AI and Machine Learning Are Driving Interest Across the US VC Market with Company Valuations Outstripping Other Verticals – Report

The US venture market continues a slow evolution by way of correcting expectations and valuations, “at least in some arenas of the market,” according to an update from PitchBook.

Artificial intelligence and machine learning (AI & ML) is “driving interest across the strategy, with company valuations far outstripping those in other verticals,” the report from PitchBook noted.

On its own, AI & ML received “nearly 50% of deal value in the US market in Q2.”

PitchBook also mentioned that this “was driven by CoreWeave and xAI’s large deals ($8.6 billion and $6.0 billion, respectively), but the vertical also captured more than a quarter of the completed deals in Q2.”

PitchBook added that it is true that AI is a broad category and “that many companies have pivoted their business, or at least their company story, to encompass AI and capture the market tailwinds.”

Broadly speaking, the PitchBook report pointed out that private markets “continue to grapple with the factors that led to the initial slowdown.”

Interest rate cuts this year may seem likelier “now than they did a quarter ago, but that sentiment is far less optimistic than it was a year ago.”

The PitchBook report  explained that the pressure of “rising rates on public markets was quickly felt in the late stage and the venture-growth stage and has further impacted market dynamics in the early stage as liquidity challenges persist.”

The strong public market performance that “has been viewed as a potential driver of IPOs has also bifurcated.”

The PitchBook report further noted that the seven largest companies on the S&P 500 are up more than 32% year “to date, while the rest of the index is up just over 7%.”

Tech companies that listed this year have also “had relatively lackluster post-IPO performances.”

For several newly listed companies, the initial listing price “was a strong increase fromthe IPO, but the stocks have trended negatively since.”

Price/ sales ratios have not “expanded materially under the weight of higher cost of capital, and subsequently, valuations have continued to flounder in the private market.”

The PitchBook report explained that the “challenge with the data is that median valuations look high, but context is needed for color on those figures.”

In fact, the YTD annual medians “are higher at some stages than they were in 2021. That is hardly the entire story, nor is it necessarily correct or incorrect.”

It just depends on “what you are looking for,” the report noted.

The median Series A valuation “in Q2, $40.0 million, matched the figure from the two peak quarters in 2022.”

However, the number of reported valuations “in Q2 2024 is well less than half that of each of these other high quarters.”

The median Series B valuation in Q2 showed “a rebound of more than 30% from the 2023 low, yet it remains 30% below the highs of 2021.”

What cannot be seen in the data is the revenue multiples “generated by the valuations or the growth rates of startups raising capital.”

According to the report from PitchBook, the market narrative is “that investment benchmarks have increased, and if this is taken as truth, then the increasing valuations (record medians or not) come into a different context.”

The fewer priced rounds are due to the inability of companies to “raise a new round, as well
as companies opting for convertible notes or debt, when possible, rather than raising a new priced investment at a lower valuation.”

Another factor in the rising medians has “been the number of companies that are finally coming back to market to raise.”

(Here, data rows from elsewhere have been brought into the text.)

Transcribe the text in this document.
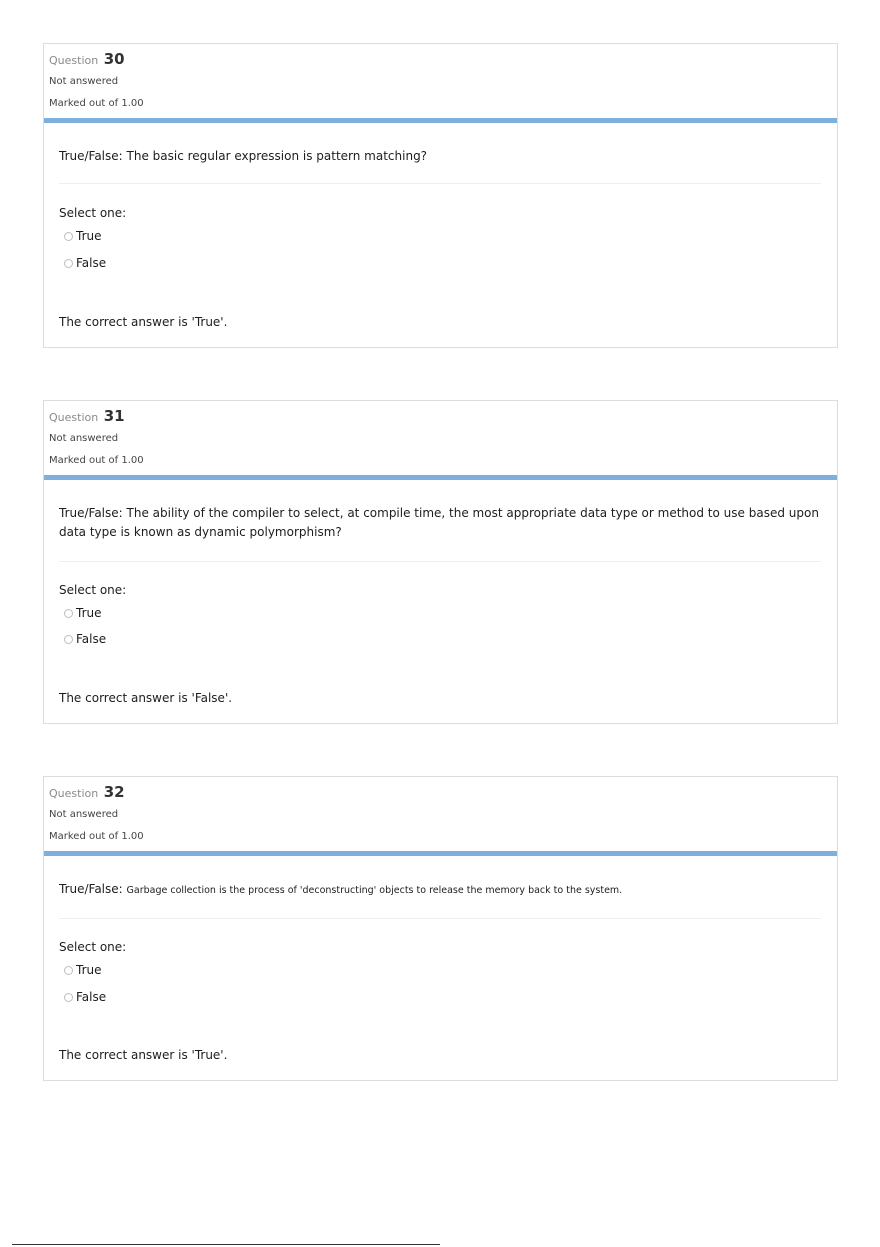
Question 30
Not answered
Marked out of 1.00
True/False: The basic regular expression is pattern matching?
Select one:
True
False
The correct answer is 'True'.
Question 31
Not answered
Marked out of 1.00
True/False: The ability of the compiler to select, at compile time, the most appropriate data type or method to use based upon data type is known as dynamic polymorphism?
Select one:
True
False
The correct answer is 'False'.
Question 32
Not answered
Marked out of 1.00
True/False: Garbage collection is the process of 'deconstructing' objects to release the memory back to the system.
Select one:
True
False
The correct answer is 'True'.
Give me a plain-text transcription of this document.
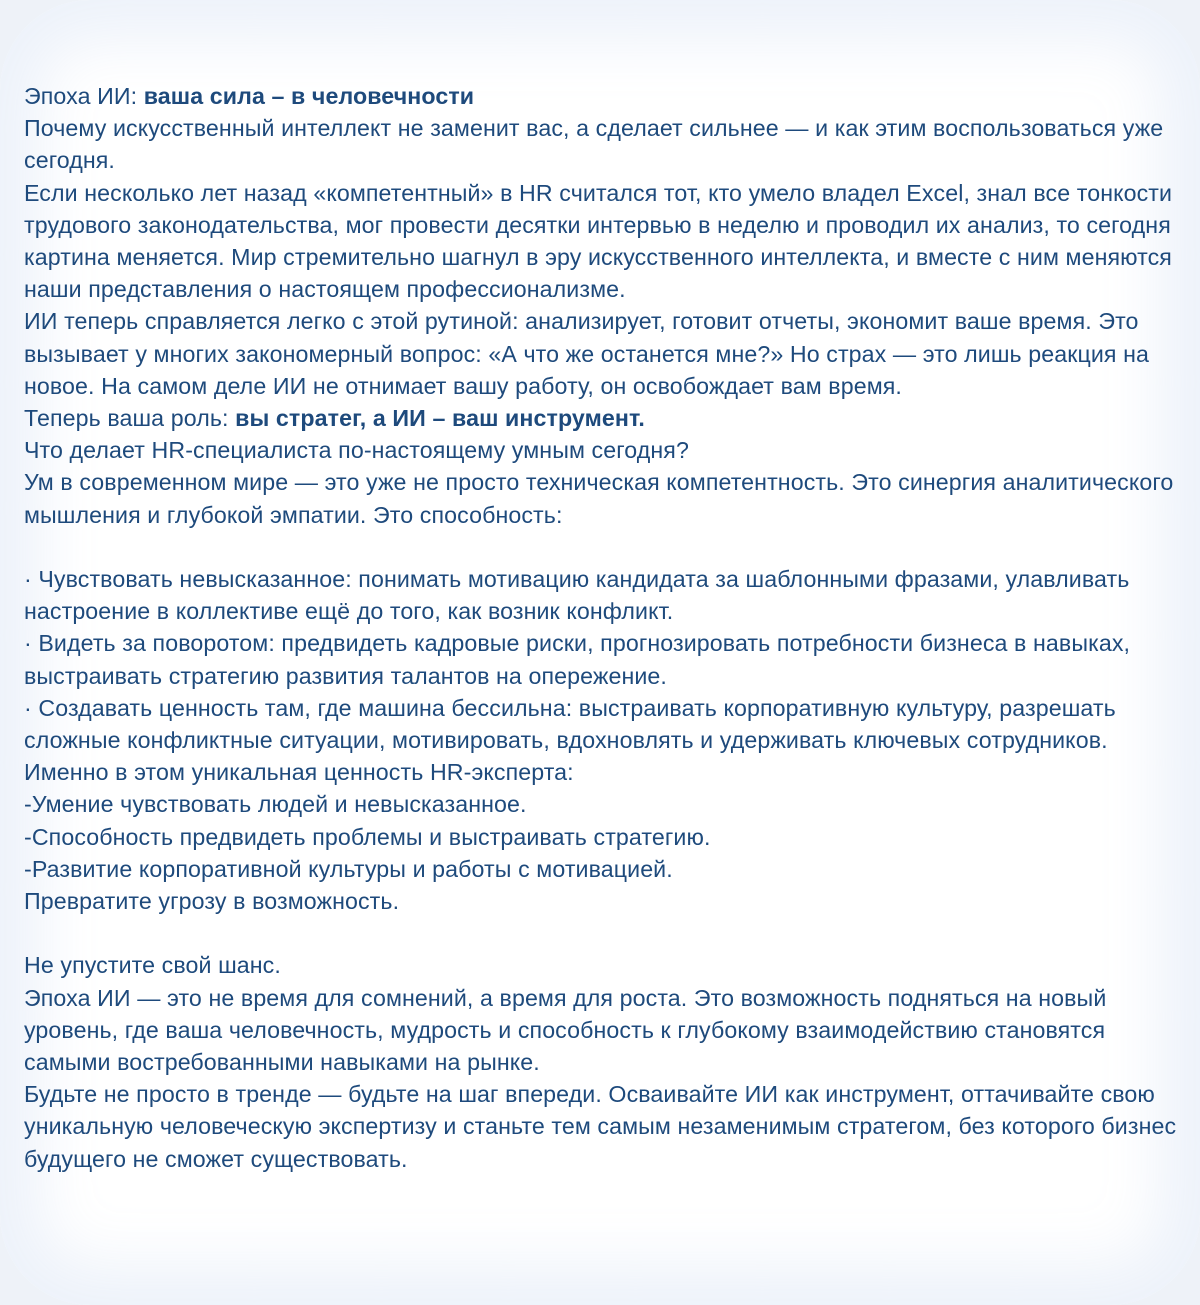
Эпоха ИИ: ваша сила – в человечности

Почему искусственный интеллект не заменит вас, а сделает сильнее — и как этим воспользоваться уже сегодня.

Если несколько лет назад «компетентный» в HR считался тот, кто умело владел Excel, знал все тонкости трудового законодательства, мог провести десятки интервью в неделю и проводил их анализ, то сегодня картина меняется. Мир стремительно шагнул в эру искусственного интеллекта, и вместе с ним меняются наши представления о настоящем профессионализме.

ИИ теперь справляется легко с этой рутиной: анализирует, готовит отчеты, экономит ваше время. Это вызывает у многих закономерный вопрос: «А что же останется мне?» Но страх — это лишь реакция на новое. На самом деле ИИ не отнимает вашу работу, он освобождает вам время.

Теперь ваша роль: вы стратег, а ИИ – ваш инструмент.

Что делает HR-специалиста по-настоящему умным сегодня?

Ум в современном мире — это уже не просто техническая компетентность. Это синергия аналитического мышления и глубокой эмпатии. Это способность:

· Чувствовать невысказанное: понимать мотивацию кандидата за шаблонными фразами, улавливать настроение в коллективе ещё до того, как возник конфликт.

· Видеть за поворотом: предвидеть кадровые риски, прогнозировать потребности бизнеса в навыках, выстраивать стратегию развития талантов на опережение.

· Создавать ценность там, где машина бессильна: выстраивать корпоративную культуру, разрешать сложные конфликтные ситуации, мотивировать, вдохновлять и удерживать ключевых сотрудников.

Именно в этом уникальная ценность HR-эксперта:

-Умение чувствовать людей и невысказанное.

-Способность предвидеть проблемы и выстраивать стратегию.

-Развитие корпоративной культуры и работы с мотивацией.

Превратите угрозу в возможность.

Не упустите свой шанс.

Эпоха ИИ — это не время для сомнений, а время для роста. Это возможность подняться на новый уровень, где ваша человечность, мудрость и способность к глубокому взаимодействию становятся самыми востребованными навыками на рынке.

Будьте не просто в тренде — будьте на шаг впереди. Осваивайте ИИ как инструмент, оттачивайте свою уникальную человеческую экспертизу и станьте тем самым незаменимым стратегом, без которого бизнес будущего не сможет существовать.
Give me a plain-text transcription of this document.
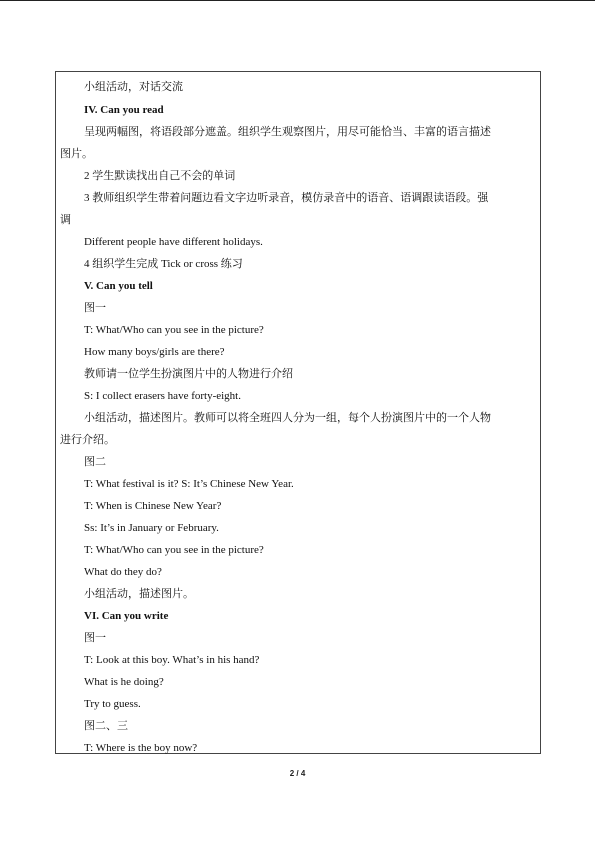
小组活动，对话交流
IV. Can you read
呈现两幅图，将语段部分遮盖。组织学生观察图片，用尽可能恰当、丰富的语言描述
图片。
2 学生默读找出自己不会的单词
3 教师组织学生带着问题边看文字边听录音，模仿录音中的语音、语调跟读语段。强
调
Different people have different holidays.
4 组织学生完成 Tick or cross 练习
V. Can you tell
图一
T: What/Who can you see in the picture?
How many boys/girls are there?
教师请一位学生扮演图片中的人物进行介绍
S: I collect erasers have forty-eight.
小组活动，描述图片。教师可以将全班四人分为一组，每个人扮演图片中的一个人物
进行介绍。
图二
T: What festival is it? S: It’s Chinese New Year.
T: When is Chinese New Year?
Ss: It’s in January or February.
T: What/Who can you see in the picture?
What do they do?
小组活动，描述图片。
VI. Can you write
图一
T: Look at this boy. What’s in his hand?
What is he doing?
Try to guess.
图二、三
T: Where is the boy now?
2 / 4
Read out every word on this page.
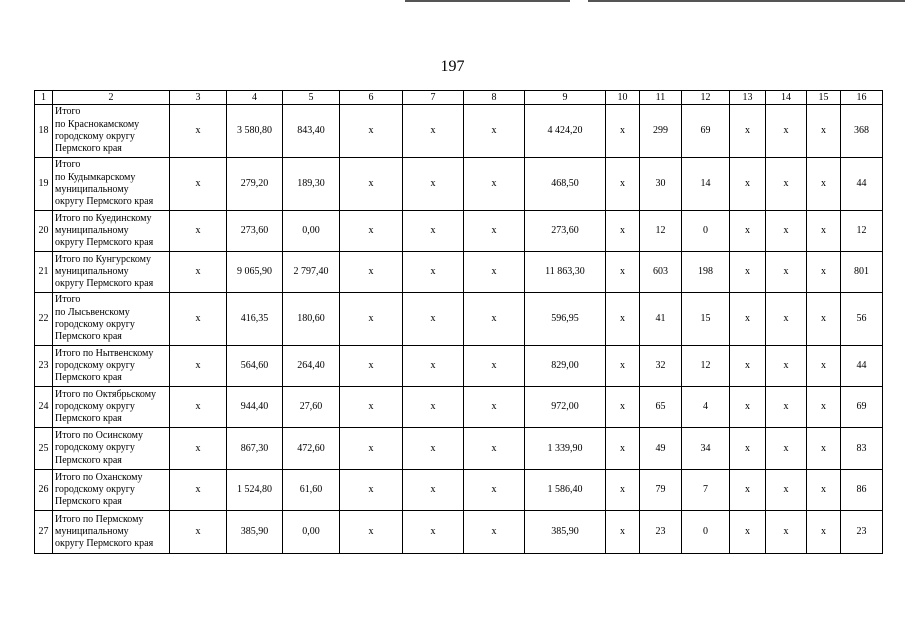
197
1	2	3	4	5	6	7	8	9	10	11	12	13	14	15	16
18	Итого
по Краснокамскому
городскому округу
Пермского края	x	3 580,80	843,40	x	x	x	4 424,20	x	299	69	x	x	x	368
19	Итого
по Кудымкарскому
муниципальному
округу Пермского края	x	279,20	189,30	x	x	x	468,50	x	30	14	x	x	x	44
20	Итого по Куединскому
муниципальному
округу Пермского края	x	273,60	0,00	x	x	x	273,60	x	12	0	x	x	x	12
21	Итого по Кунгурскому
муниципальному
округу Пермского края	x	9 065,90	2 797,40	x	x	x	11 863,30	x	603	198	x	x	x	801
22	Итого
по Лысьвенскому
городскому округу
Пермского края	x	416,35	180,60	x	x	x	596,95	x	41	15	x	x	x	56
23	Итого по Нытвенскому
городскому округу
Пермского края	x	564,60	264,40	x	x	x	829,00	x	32	12	x	x	x	44
24	Итого по Октябрьскому
городскому округу
Пермского края	x	944,40	27,60	x	x	x	972,00	x	65	4	x	x	x	69
25	Итого по Осинскому
городскому округу
Пермского края	x	867,30	472,60	x	x	x	1 339,90	x	49	34	x	x	x	83
26	Итого по Оханскому
городскому округу
Пермского края	x	1 524,80	61,60	x	x	x	1 586,40	x	79	7	x	x	x	86
27	Итого по Пермскому
муниципальному
округу Пермского края	x	385,90	0,00	x	x	x	385,90	x	23	0	x	x	x	23
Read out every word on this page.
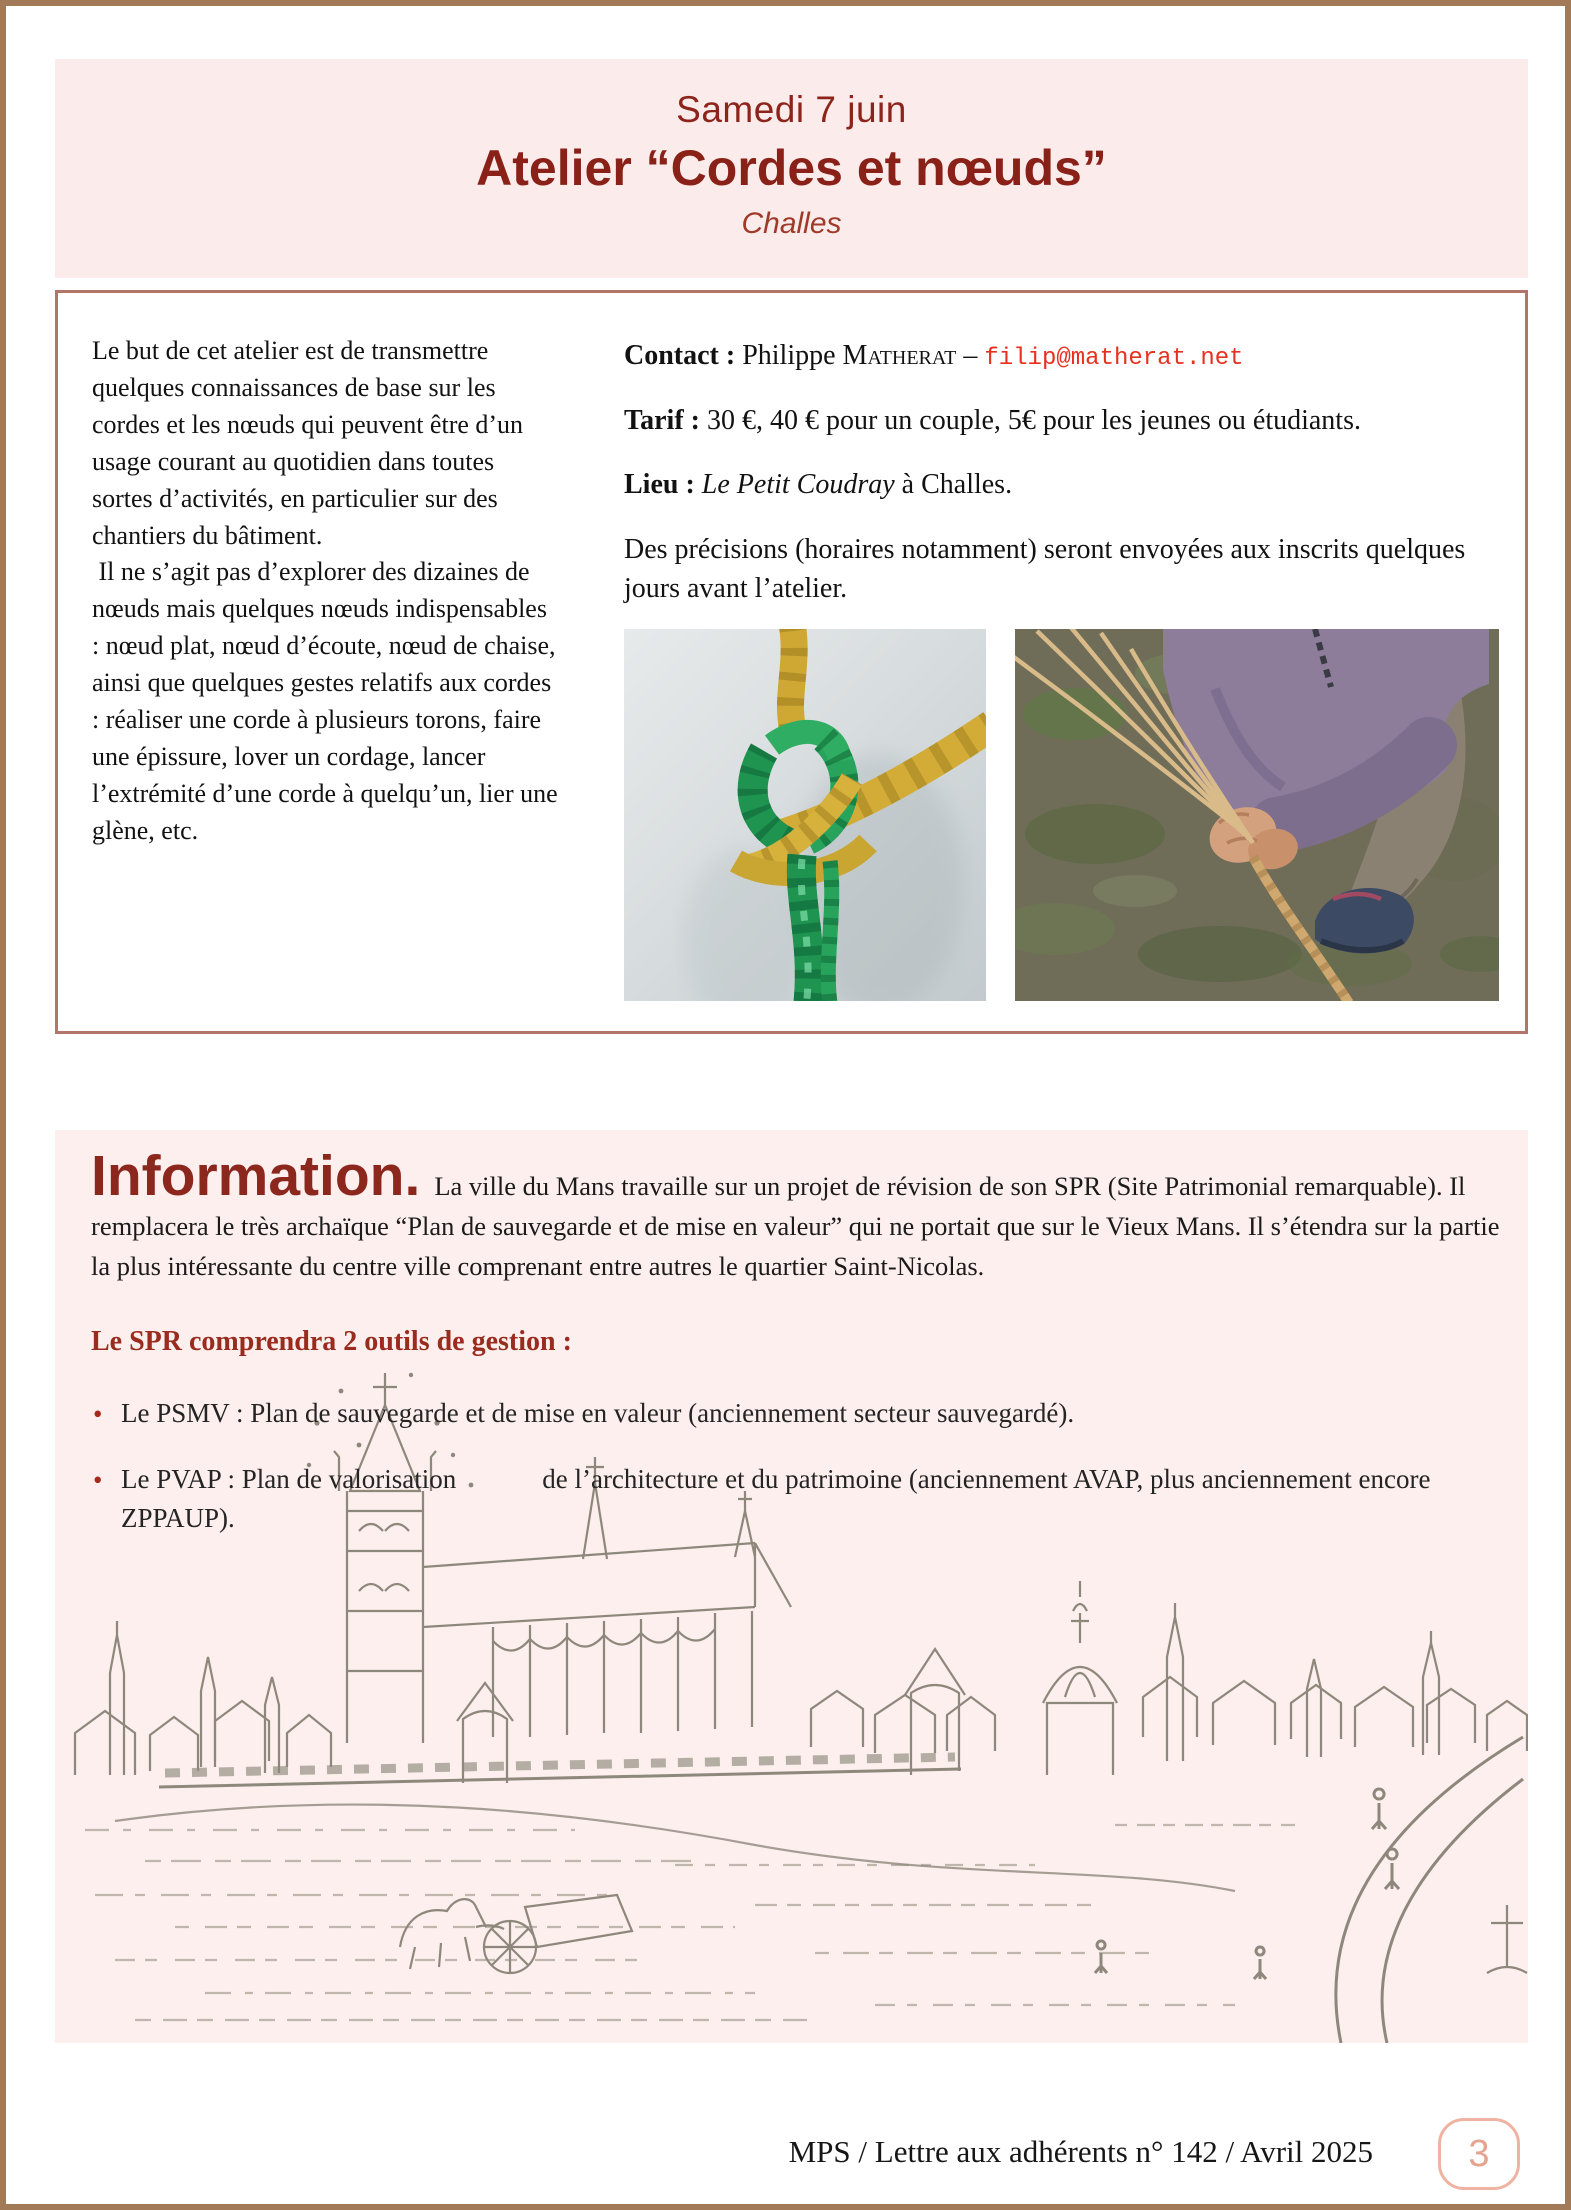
Samedi 7 juin
Atelier “Cordes et nœuds”
Challes

Le but de cet atelier est de transmettre quelques connaissances de base sur les cordes et les nœuds qui peuvent être d’un usage courant au quotidien dans toutes sortes d’activités, en particulier sur des chantiers du bâtiment.

Il ne s’agit pas d’explorer des dizaines de nœuds mais quelques nœuds indispensables : nœud plat, nœud d’écoute, nœud de chaise, ainsi que quelques gestes relatifs aux cordes : réaliser une corde à plusieurs torons, faire une épissure, lover un cordage, lancer l’extrémité d’une corde à quelqu’un, lier une glène, etc.

Contact : Philippe Matherat – filip@matherat.net

Tarif : 30 €, 40 € pour un couple, 5€ pour les jeunes ou étudiants.

Lieu : Le Petit Coudray à Challes.

Des précisions (horaires notamment) seront envoyées aux inscrits quelques jours avant l’atelier.

Information. La ville du Mans travaille sur un projet de révision de son SPR (Site Patrimonial remarquable). Il remplacera le très archaïque “Plan de sauvegarde et de mise en valeur” qui ne portait que sur le Vieux Mans. Il s’étendra sur la partie la plus intéressante du centre ville comprenant entre autres le quartier Saint-Nicolas.

Le SPR comprendra 2 outils de gestion :

• Le PSMV : Plan de sauvegarde et de mise en valeur (anciennement secteur sauvegardé).

• Le PVAP : Plan de valorisation	de l’architecture et du patrimoine (anciennement AVAP, plus anciennement encore ZPPAUP).

MPS / Lettre aux adhérents n° 142 / Avril 2025	3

The median time between financing has increased significantly for companies.

In Q3 2021, Series D+ rounds were being raised “roughly 1.2 years after the previous round.”

Companies closing Series D+ rounds in Q2 of this year had not raised for a median time of more than two years, “meaning that companies raising now also last raised when pricing was at its highest and they already had a high valuation pinned to themselves.”

With more context, the relatively high median valuation figures “highlight a more challenging market for startups.”

The PitchBook report concluded that those that “can raise are doing it over a longer time period to reach milestones, and they are raising at a much lower step-up because their previous valuation was based on much higher multiples in the market two years ago.”